Eternal life with God or death (condemnation) without Him. Without God there is no eternal life. The opposite of life is death which means condemnation to hell without hope of ever leaving there.
The problem with this argument is that it is circular, unless you have
otherwise made the case that that the concept of "death" as used in the time and place this text was written included, by
definition, the notion of condemnation in hell. That seems a priori very unlikely, but please point me to a post where this case has been made. Let me try to explain a little further: if someone asked a
typical American in 2016 "
What does 'death' mean?, the response would most assuredly be "death in the full permanent 'lights-out' sense" - there would nothing about hell at all. That is what death generally means in
our culture. So, if the statement "the wages of sin is death" were written
today in North America, it would be reasonable to take it as supporting annihilation.
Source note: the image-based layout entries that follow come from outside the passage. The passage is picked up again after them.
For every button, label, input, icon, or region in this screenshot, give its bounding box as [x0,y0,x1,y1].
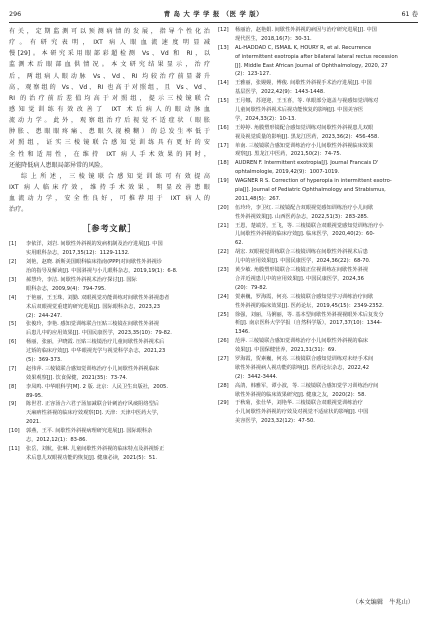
reference-line: 单南. 三棱镜联合感知觉训练治疗小儿间歇性外斜视临床效果 [235,142,374,149]
reference-number: [5] [9,321,17,328]
reference-item [9,258,210,276]
reference-item [218,222,419,249]
reference-line: WAGNER R S. Correction of hyperopia in intermittent exotro- [235,178,392,185]
reference-line: 徐强，刘丽，马俐丽，等. 基本型间歇性外斜视视眼外术后复发分 [235,311,384,318]
body-text [9,26,210,215]
journal-title: 青 岛 大 学 学 报 （医 学 版） [163,10,264,18]
reference-line: 效果[J]. 中国保健营养，2021,31(31)：69. [235,347,337,354]
reference-line: 郝慧玲，李洁. 间歇性外斜视术治疗探讨[J]. 国际 [26,276,137,283]
right-column [218,26,419,426]
reference-line: 过矫的临床疗效[J]. 中华眼视光学与视觉科学杂志，2021,23 [26,348,166,355]
reference-item [218,204,419,222]
reference-item [218,44,419,80]
body-text-line: 治疗。 [9,206,28,214]
reference-text [235,177,419,204]
body-text-line: 感知觉训练有效改善了 IXT 术后病人的眼动脉血 [9,105,210,113]
reference-item [9,427,210,445]
reference-line: pia[J]. Journal of Pediatric Ophthalmology and Strabismus, [235,187,386,194]
reference-item [9,294,210,321]
reference-item [218,311,419,338]
reference-line: 89-95. [26,392,43,399]
reference-text [26,276,210,294]
reference-number: [4] [9,294,17,301]
reference-line: 后患儿中的应用效果[J]. 中国民康医学，2023,35(10)：79-82. [26,330,172,337]
reference-line: 杨丽治，赵艳娟. 间歇性外斜视的病因与治疗研究进展[J]. 中国 [235,27,377,33]
reference-text [235,355,419,382]
reference-line: 儿中的应用效果[J]. 中国民康医学，2024,36(22)：68-70. [235,258,371,265]
reference-item [218,142,419,160]
reference-text [235,26,419,44]
reference-item [9,320,210,338]
reference-line: 伍玲玲，李卫红. 三棱镜配合双眼视觉感知训练治疗小儿间歇 [235,204,374,211]
reference-line: 眼科杂志，2009,9(4)：794-795. [26,285,106,292]
reference-line: 观察[J]. 黑龙江中医药，2021,50(2)：74-75. [235,151,342,158]
reference-item [9,365,210,383]
body-text-line: IXT 病人临床疗效，维持手术效果，明显改善患眼 [9,183,210,191]
reference-line: (2)：3442-3444. [235,373,278,380]
reference-number: [22] [218,249,229,256]
reference-line: 小儿间歇性外斜视的疗效及对视觉不适症状的影响[J]. 中国 [235,409,369,416]
reference-text [235,222,419,249]
reference-text [235,204,419,222]
reference-number: [20] [218,204,229,211]
volume-label: 61 卷 [401,10,418,18]
reference-text [26,320,210,338]
reference-text [235,399,419,426]
running-header [9,10,418,20]
reference-text [235,97,419,124]
reference-number: [15] [218,98,229,105]
body-text-line: 对照组，证实三棱镜联合感知觉训练具有更好的安 [9,139,210,147]
reference-number: [18] [218,160,229,167]
reference-number: [28] [218,382,229,389]
references-left [9,240,210,462]
body-text-line: 血流动力学，安全性良好，可推荐用于 IXT 病人的 [9,195,210,203]
reference-line: 王婷婷. 角膜塑形镜配合感知觉训练对间歇性外斜视患儿双眼 [235,124,374,131]
reference-item [218,159,419,177]
reference-item [218,293,419,311]
reference-line: (2)：123-127. [235,71,271,78]
reference-line: 志，2012,12(1)：83-86. [26,436,88,443]
reference-line: 张岳，刘航，张琳. 儿童间歇性外斜视的临床特点及斜视矫正 [26,445,165,452]
reference-line: 胡宏. 双眼视觉训练联合三棱镜训练在间歇性外斜视术后患 [235,249,368,256]
reference-item [9,383,210,401]
reference-number: [13] [218,44,229,51]
reference-line: (5)：369-373. [26,356,62,363]
body-text-line: 高，观察组的 Vs、Vd、RI 也高于对照组，且 Vs、Vd、 [9,83,210,91]
reference-line: 高鸽，韩雅军，谭小波，等. 三棱镜联合感知觉学习训练治疗间 [235,382,379,389]
reference-number: [27] [218,355,229,362]
reference-item [218,399,419,426]
reference-line: 罗海霞，贺素巍，何亮. 三棱镜联合感知觉训练对未经手术间 [235,355,374,362]
reference-line: 范萍. 三棱镜联合感知觉训练治疗小儿间歇性外斜视的临床 [235,338,368,345]
reference-line: 基层医学，2022,42(9)：1443-1448. [235,89,325,96]
reference-line: 效果观察[J]. 饮食保健，2021(35)：73-74. [26,374,128,381]
reference-line: 儿童间歇性外斜视术后视功能恢复的影响[J]. 中国美容医 [235,107,364,114]
reference-number: [9] [9,401,17,408]
reference-line: 杨丽，张丽，尹晓霞. 压贴三棱镜治疗儿童间歇性外斜视术后 [26,339,165,346]
reference-line: 王月娜，苏迎迎，王玉喜，等. 单眼部分遮盖与视感知觉训练对 [235,98,379,105]
reference-line: 刘艳，赵晓. 新斯美国眼科临床指南(PPP)对间歇性外斜视诊 [26,259,163,266]
reference-line: ophtalmologie, 2019,42(9)：1007-1019. [235,169,340,176]
reference-number: [16] [218,124,229,131]
reference-item [218,79,419,97]
reference-text [26,445,210,463]
reference-text [26,427,210,445]
reference-text [235,293,419,311]
reference-number: [1] [9,241,17,248]
reference-line: (20)：79-82. [235,284,268,291]
reference-item [9,445,210,463]
reference-line: 合并近视患儿中的应用效果[J]. 中国民康医学，2024,36 [235,275,364,282]
reference-line: 2011,48(5)：267. [235,195,281,202]
reference-text [235,159,419,177]
reference-text [235,248,419,266]
reference-line: 郭燕，王平. 间歇性外斜视病理研究进展[J]. 国际眼科杂 [26,428,153,435]
reference-number: [21] [218,222,229,229]
reference-line: 贺素巍，罗海霞，何亮. 三棱镜联合感知觉学习训练治疗间歇 [235,293,374,300]
body-text-line: RI 的治疗前后差值均高于对照组，提示三棱镜联合 [9,94,210,102]
reference-line: 2021. [26,419,41,426]
reference-text [235,266,419,293]
reference-number: [23] [218,267,229,274]
body-text-line: 肿胀、患眼眼疼痛、患眼久视模糊）的总发生率低于 [9,128,210,136]
reference-number: [11] [9,445,20,452]
reference-text [26,365,210,383]
body-text-line: 慢[29]。本研究采用眼部彩超检测 Vs、Vd 和 RI，以 [9,50,210,58]
reference-line: 62. [235,240,244,247]
reference-text [26,240,210,258]
reference-line: AUDREN F. Intermittent exotropia[J]. Journal Francais D' [235,160,379,167]
reference-item [218,248,419,266]
reference-number: [6] [9,339,17,346]
editor-note: （本文编辑 牛兆山） [352,599,414,606]
reference-number: [25] [218,311,229,318]
reference-line: 1346. [235,329,250,336]
reference-item [218,382,419,400]
reference-item [218,124,419,142]
reference-text [235,142,419,160]
reference-line: 视及视觉质量的影响[J]. 黑龙江医药，2023,36(2)：456-458. [235,133,379,140]
reference-text [235,382,419,400]
reference-line: 王恩，楚端芳，王飞，等. 三棱镜联合双眼视觉感知觉训练治疗小 [235,222,384,229]
reference-text [235,311,419,338]
reference-number: [24] [218,293,229,300]
reference-line: 性外斜视效果[J]. 山西医药杂志，2022,51(3)：283-285. [235,213,369,220]
reference-number: [29] [218,400,229,407]
reference-number: [2] [9,259,17,266]
body-text-line: 综上所述，三棱镜联合感知觉训练可有效提高 [21,172,210,180]
reference-line: 析[J]. 南京医科大学学报（自然科学版），2017,37(10)：1344- [235,320,382,327]
reference-text [235,79,419,97]
reference-line: 陈世君. 正容汤合六君子汤加减联合针刺治疗风痰阻络型后 [26,401,159,408]
reference-item [218,355,419,382]
reference-line: 性外斜视的临床效果[J]. 医药论坛，2019,45(15)：2349-2352. [235,302,384,309]
reference-line: 黄少敏. 角膜塑形镜联合三棱镜正位视训练在间歇性外斜视 [235,267,368,274]
reference-line: 术后双眼视觉重建的研究进展[J]. 国际眼科杂志，2023,23 [26,303,161,310]
left-column [9,26,210,463]
reference-line: 李依洋，刘岩. 间歇性外斜视的发病机制及治疗进展[J]. 中国 [26,241,163,248]
reference-line: 张俊玲，李艳. 感知觉训练联合压贴三棱镜在间歇性外斜视 [26,321,159,328]
reference-line: 现代医生，2018,16(7)：30-31. [235,35,312,42]
reference-line: AL-HADDAD C, ISMAIL K, HOURY R, et al. Recurrence [235,44,372,51]
reference-text [235,337,419,355]
reference-line: 实用眼科杂志，2017,35(12)：1129-1132. [26,250,130,257]
reference-text [235,44,419,80]
reference-number: [3] [9,276,17,283]
reference-number: [12] [218,27,229,33]
reference-line: 学，2024,33(2)：10-13. [235,115,297,122]
reference-text [26,258,210,276]
reference-line: [J]. Middle East African Journal of Ophthalmology, 2020, 27 [235,62,388,69]
reference-line: 李凤鸣. 中华眼科学[M]. 2 版. 北京：人民卫生出版社，2005. [26,383,168,390]
body-text-line: 流动力学。此外，观察组治疗后视觉不适症状（眼胀 [9,117,210,125]
page-number: 296 [9,10,22,18]
reference-item [9,276,210,294]
reference-number: [19] [218,178,229,185]
reference-item [218,97,419,124]
reference-line: 治的指导及解读[J]. 中国斜视与小儿眼科杂志，2019,19(1)：6-8. [26,268,178,275]
reference-text [26,383,210,401]
reference-text [26,400,210,427]
body-text-line: 监测术后眼部血供情况。本文研究结果显示，治疗 [9,61,210,69]
reference-line: 歇性外斜视病人视功能的影响[J]. 医药论坛杂志，2022,42 [235,364,370,371]
reference-line: 歇性外斜视的临床效果研究[J]. 健康之友，2020(2)：58. [235,391,367,398]
body-text-line: 有关，定期监测可以预测病情的发展，指导个性化治 [9,28,210,35]
reference-text [235,124,419,142]
reference-line: 于艳丽，王玉珠，刘勤. 双眼视觉功能训练对间歇性外斜视患者 [26,294,170,301]
reference-line: 天麻痹性斜视的临床疗效观察[D]. 天津：天津中医药大学， [26,410,162,417]
reference-text [26,294,210,321]
header-rule [9,22,418,23]
reference-item [218,177,419,204]
references-right [218,26,419,426]
reference-item [218,337,419,355]
reference-item [9,400,210,427]
reference-line: 术后患儿双眼视功能的恢复[J]. 健康必读，2021(5)：51. [26,454,158,461]
reference-number: [10] [9,428,20,435]
reference-number: [8] [9,383,17,390]
reference-number: [17] [218,142,229,149]
reference-item [218,26,419,44]
reference-number: [26] [218,338,229,345]
reference-number: [7] [9,365,17,372]
body-text-line: 全性和适用性，在维持 IXT 病人手术效果的同时， [9,150,210,158]
reference-text [26,338,210,365]
body-text-line: 还能降低病人患眼局部异常的风险。 [9,161,107,169]
reference-item [9,240,210,258]
reference-item [9,338,210,365]
reference-line: (2)：244-247. [26,312,62,319]
body-text-line: 后，两组病人眼动脉 Vs、Vd、RI 均较治疗前显著升 [9,72,210,80]
reference-line: 于秋菊，张仕华，刘艳华. 三棱镜联合双眼视觉训练治疗 [235,400,363,407]
reference-line: 儿间歇性外斜视的临床疗效[J]. 临床医学，2020,40(2)：60- [235,231,375,238]
reference-line: 赵伟萍. 三棱镜联合感知觉训练治疗小儿间歇性外斜视临床 [26,365,159,372]
reference-item [218,266,419,293]
references-title: ［参考文献］ [82,224,137,234]
body-text-line: 疗。有研究表明，IXT 病人眼血流速度明显减 [9,39,210,47]
reference-line: 美容医学，2023,32(12)：47-50. [235,418,315,425]
reference-line: of intermittent exotropia after bilateral lateral rectus recession [235,53,398,60]
reference-number: [14] [218,80,229,87]
reference-line: 王雅丽，张嫚嫚，傅俊. 间歇性外斜视手术治疗进展[J]. 中国 [235,80,372,87]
Does that mean the writer could not possibly have intended us to take in the "eternal torment" sense? No, but you would have to make a case for that unusual reading and, importantly, that case could not be circular - it could at no point sneak in an
assumption that "death", as a concept, entails an assumption of continued conscious existence.
Same thing with the notion of "perish"; if you are going to say that "perish" means to live on in a state of eternal torment, you need to make that case, not simply
assume it.
Now, to be fair, it is within your rights to challenge me to make a case that the concept of "perish" (for example) as used in the world of first-century Palestine really did mean "lights out".